Habituée du Festival d’Annecy, la Roumaine Anca Damian y avait déjà présenté deux longs métrages en compétition ("Le voyage de Monsieur Crulic", récompensé du Cristal du meilleur long métrage en 2012, et l'émouvant "L’extraordinaire voyage de Marona"), ainsi qu'un film en séance événement ("La montagne magique") et même un court métrage. Revenue à Annecy l'an dernier en compétition avec "L'Île" (déjà passé par le festival de Rotterdam auparavant), c'est une œuvre à part dans son parcours qui nous était donnée à voir, adaptation libre "Robinson Crusoe", Vendredi devenant un migrant, la pollution plastique prenant une place importante, et l'auteure se payant même le luxe de passages chantés, dont la langueur reste à l'esprit longtemps après la projection.

En résulte une fable autant envoûtante que déroutante, en forme de variation sur le mythe de l'homme échoué sur son île, qui fustige une solitude voulue, devenue finalement synonyme de replis sur soi.
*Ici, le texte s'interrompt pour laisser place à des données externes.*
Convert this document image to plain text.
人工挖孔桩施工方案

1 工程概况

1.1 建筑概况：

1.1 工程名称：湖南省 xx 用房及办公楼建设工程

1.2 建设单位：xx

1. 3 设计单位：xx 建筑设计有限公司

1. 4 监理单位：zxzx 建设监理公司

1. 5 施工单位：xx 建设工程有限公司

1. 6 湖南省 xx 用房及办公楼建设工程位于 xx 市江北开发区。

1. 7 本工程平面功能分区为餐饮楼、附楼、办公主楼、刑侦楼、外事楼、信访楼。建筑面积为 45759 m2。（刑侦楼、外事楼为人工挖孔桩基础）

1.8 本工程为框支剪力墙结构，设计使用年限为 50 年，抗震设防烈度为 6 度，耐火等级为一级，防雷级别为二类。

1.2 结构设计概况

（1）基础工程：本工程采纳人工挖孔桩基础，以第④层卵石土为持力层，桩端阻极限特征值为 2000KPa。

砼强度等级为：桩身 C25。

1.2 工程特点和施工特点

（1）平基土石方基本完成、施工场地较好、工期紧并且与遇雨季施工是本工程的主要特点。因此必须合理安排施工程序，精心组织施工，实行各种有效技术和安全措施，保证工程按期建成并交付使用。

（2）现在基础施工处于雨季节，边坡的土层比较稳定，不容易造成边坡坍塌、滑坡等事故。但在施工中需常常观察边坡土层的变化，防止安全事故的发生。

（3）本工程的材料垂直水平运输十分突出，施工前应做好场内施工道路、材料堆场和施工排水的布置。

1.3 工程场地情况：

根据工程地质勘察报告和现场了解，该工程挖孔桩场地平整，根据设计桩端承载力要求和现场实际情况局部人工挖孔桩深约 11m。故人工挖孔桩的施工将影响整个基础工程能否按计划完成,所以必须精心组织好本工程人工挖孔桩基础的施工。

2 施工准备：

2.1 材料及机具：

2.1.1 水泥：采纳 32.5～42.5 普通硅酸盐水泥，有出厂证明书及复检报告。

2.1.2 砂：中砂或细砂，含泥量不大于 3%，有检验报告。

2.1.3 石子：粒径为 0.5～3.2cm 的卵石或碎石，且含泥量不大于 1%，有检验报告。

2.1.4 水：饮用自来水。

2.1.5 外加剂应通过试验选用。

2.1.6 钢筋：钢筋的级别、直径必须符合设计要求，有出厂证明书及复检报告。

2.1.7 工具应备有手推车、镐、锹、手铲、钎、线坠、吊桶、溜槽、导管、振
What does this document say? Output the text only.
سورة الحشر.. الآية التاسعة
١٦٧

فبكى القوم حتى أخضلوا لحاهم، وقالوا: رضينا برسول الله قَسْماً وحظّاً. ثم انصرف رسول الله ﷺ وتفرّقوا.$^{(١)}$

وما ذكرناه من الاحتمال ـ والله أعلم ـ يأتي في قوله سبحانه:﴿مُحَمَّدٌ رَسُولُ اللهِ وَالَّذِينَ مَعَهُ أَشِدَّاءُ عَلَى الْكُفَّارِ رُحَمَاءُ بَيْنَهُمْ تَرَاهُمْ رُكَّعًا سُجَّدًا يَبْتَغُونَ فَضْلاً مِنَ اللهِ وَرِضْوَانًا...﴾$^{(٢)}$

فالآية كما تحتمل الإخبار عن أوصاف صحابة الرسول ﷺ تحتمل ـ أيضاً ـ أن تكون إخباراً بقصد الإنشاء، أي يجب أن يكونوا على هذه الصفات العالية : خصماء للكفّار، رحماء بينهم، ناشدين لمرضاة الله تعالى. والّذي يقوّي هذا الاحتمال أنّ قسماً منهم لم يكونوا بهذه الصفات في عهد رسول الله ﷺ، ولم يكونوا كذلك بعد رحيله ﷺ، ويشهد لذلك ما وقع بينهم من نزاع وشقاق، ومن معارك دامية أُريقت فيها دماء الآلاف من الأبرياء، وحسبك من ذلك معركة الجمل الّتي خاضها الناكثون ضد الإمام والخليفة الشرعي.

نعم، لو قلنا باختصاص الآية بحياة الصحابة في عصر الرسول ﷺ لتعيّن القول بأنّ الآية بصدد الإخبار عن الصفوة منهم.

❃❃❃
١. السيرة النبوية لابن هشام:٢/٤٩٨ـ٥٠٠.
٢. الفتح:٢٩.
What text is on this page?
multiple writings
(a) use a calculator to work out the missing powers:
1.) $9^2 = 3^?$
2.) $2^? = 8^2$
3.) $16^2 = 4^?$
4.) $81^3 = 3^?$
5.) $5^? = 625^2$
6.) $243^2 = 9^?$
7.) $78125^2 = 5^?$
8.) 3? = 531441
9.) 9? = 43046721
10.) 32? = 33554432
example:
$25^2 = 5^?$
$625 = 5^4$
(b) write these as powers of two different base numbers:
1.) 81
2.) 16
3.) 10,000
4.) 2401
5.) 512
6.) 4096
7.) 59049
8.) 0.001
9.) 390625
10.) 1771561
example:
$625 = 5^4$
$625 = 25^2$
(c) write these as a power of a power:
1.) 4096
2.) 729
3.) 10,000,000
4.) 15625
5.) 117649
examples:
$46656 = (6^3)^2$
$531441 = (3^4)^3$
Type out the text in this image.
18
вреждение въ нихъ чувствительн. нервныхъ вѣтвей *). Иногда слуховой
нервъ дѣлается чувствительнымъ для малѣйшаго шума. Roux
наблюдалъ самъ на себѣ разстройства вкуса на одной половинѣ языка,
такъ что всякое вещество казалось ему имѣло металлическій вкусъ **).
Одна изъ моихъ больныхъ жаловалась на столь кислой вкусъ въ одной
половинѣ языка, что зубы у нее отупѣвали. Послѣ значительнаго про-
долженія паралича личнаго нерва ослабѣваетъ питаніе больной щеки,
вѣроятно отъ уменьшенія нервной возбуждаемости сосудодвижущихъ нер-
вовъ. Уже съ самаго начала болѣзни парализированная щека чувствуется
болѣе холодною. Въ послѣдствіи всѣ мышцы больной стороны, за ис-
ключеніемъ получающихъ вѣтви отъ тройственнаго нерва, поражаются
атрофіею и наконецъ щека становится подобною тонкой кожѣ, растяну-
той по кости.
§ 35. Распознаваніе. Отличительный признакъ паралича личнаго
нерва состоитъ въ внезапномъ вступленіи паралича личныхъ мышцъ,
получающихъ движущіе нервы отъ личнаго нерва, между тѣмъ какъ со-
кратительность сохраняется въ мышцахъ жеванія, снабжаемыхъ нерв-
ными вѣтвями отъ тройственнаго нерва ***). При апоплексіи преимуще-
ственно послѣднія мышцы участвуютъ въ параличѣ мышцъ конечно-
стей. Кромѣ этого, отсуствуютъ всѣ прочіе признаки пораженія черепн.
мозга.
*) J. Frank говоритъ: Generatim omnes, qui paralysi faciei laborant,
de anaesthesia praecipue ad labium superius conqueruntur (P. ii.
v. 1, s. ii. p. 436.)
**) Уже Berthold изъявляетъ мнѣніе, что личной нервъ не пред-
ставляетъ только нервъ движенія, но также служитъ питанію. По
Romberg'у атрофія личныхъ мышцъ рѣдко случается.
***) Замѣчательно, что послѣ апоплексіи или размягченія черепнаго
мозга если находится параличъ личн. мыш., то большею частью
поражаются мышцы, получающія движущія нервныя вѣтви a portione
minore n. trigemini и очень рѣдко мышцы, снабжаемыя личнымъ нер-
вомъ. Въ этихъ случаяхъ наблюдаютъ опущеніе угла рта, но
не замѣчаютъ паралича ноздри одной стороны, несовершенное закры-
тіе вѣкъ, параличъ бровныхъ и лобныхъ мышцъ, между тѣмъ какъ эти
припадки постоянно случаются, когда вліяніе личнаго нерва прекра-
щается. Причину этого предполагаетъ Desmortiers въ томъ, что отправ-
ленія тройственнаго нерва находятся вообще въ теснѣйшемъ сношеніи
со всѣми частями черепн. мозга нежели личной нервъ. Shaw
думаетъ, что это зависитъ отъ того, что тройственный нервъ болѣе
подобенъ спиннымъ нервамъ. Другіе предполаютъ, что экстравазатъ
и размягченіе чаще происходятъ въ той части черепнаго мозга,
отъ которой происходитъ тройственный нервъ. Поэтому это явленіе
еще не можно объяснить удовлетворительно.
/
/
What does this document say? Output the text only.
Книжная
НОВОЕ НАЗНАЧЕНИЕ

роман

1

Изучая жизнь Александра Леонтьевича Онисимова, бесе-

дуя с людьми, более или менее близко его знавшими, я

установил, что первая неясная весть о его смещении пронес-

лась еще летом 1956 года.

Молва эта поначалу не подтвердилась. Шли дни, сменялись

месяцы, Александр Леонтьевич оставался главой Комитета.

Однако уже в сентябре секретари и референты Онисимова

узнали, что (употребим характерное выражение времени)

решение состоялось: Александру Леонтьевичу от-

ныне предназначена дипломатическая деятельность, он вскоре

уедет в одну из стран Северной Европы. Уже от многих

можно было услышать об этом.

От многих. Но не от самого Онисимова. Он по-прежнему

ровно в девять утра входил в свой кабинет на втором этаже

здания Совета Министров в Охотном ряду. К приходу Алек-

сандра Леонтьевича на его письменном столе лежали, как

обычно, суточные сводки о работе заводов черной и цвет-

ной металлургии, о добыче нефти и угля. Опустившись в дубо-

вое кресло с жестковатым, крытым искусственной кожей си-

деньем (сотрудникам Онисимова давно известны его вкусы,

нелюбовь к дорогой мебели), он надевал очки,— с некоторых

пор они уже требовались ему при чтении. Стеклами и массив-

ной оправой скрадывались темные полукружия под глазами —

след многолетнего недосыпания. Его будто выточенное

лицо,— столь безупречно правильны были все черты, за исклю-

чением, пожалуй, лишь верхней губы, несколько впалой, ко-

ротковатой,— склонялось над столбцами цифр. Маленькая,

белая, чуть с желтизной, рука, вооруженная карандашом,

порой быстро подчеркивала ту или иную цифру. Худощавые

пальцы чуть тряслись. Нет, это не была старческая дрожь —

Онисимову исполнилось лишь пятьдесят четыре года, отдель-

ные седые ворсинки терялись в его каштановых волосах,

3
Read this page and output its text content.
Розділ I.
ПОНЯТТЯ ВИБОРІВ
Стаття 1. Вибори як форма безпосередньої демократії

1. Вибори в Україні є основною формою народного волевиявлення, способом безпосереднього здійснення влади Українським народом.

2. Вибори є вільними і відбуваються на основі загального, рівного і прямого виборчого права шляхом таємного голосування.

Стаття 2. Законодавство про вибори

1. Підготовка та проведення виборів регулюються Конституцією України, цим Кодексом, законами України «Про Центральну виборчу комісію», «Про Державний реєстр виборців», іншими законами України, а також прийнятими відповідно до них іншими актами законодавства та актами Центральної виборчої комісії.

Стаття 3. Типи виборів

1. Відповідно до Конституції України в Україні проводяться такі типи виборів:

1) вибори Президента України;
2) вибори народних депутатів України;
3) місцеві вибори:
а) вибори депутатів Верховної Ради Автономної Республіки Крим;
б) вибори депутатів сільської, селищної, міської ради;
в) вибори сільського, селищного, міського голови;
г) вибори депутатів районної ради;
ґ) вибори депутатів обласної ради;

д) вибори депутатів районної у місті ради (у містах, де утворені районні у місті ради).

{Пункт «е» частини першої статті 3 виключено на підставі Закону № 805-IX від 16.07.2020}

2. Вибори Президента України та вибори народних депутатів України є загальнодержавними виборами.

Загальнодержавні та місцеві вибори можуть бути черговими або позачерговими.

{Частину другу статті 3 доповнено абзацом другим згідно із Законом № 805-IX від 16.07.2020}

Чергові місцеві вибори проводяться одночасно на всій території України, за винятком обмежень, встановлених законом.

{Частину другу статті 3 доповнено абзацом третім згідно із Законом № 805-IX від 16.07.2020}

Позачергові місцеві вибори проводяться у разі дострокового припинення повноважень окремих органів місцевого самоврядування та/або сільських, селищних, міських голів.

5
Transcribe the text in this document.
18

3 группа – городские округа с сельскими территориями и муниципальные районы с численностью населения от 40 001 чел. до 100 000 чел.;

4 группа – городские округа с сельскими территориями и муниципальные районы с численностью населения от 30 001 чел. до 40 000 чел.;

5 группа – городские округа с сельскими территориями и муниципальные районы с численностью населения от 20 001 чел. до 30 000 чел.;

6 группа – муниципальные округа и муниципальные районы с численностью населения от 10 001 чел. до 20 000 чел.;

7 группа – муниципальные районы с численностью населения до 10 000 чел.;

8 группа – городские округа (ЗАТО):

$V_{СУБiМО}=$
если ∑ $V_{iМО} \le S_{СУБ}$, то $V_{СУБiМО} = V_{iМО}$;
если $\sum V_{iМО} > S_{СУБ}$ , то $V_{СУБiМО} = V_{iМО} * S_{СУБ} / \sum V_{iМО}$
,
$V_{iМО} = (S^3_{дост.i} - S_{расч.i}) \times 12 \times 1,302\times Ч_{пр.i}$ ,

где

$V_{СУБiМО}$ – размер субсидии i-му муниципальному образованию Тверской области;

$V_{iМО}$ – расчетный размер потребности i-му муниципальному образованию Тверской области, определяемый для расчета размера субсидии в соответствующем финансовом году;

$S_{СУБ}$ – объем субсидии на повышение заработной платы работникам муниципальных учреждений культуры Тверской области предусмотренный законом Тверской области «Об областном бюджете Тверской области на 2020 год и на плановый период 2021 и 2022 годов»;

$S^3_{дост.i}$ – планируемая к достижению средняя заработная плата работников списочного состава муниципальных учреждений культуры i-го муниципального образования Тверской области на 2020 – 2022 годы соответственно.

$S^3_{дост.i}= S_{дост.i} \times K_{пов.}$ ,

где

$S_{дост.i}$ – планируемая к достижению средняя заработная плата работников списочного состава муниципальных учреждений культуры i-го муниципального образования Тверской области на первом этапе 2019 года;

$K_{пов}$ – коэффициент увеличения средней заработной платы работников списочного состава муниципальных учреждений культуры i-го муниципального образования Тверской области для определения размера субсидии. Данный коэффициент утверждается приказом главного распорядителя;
Doté d'une certaine poésie basée sur la rythmique et la répétition, alliée par exemple à une scène de ballet au milieu des algues ou de simples mouvements chaloupés des personnages, le film aborde toutes sortes de sujets actuels, comme la recherche de liberté et d'un possible paradis (voir les références au serpent, comme à la pomme défendue...), dans un monde qui exclue et préfère financer l'armement que l'accueil, ou comme une certaine idée de la décadence de la société (la référence à la tour de Babel…) ou de ses valeurs.

À grands renforts de décors dessinés et d'éléments photographiés collés, on a donc droit à des transitions bien senties (les couvertures de survies qui deviennent le sol ou le soleil...), comme des représentations surprenantes, telles qu'une fête où les plats sont inspirés de conflits ou d'armes destructrices, les vagues à la manière de brochettes de lignes, les arbres en arêtes de poisson, des prothèses formant un arbre, une île de chaussettes (des dons...), une montagne de laine violette dans une bergerie, un dirigeable comme une créature à tentacules, un bateau en papier, une sirène dont la queue est faite de seaux en plastique colorés imbriqués... Abordant ainsi à la fois les aspects superficiels de la générosité (le mot « merci », répété mille fois, perd de son sens face à la réalité...) comme le sort des migrants voués à l'exploitation, "L'Île" est un film d'animation à la fois audacieux et résolument à part.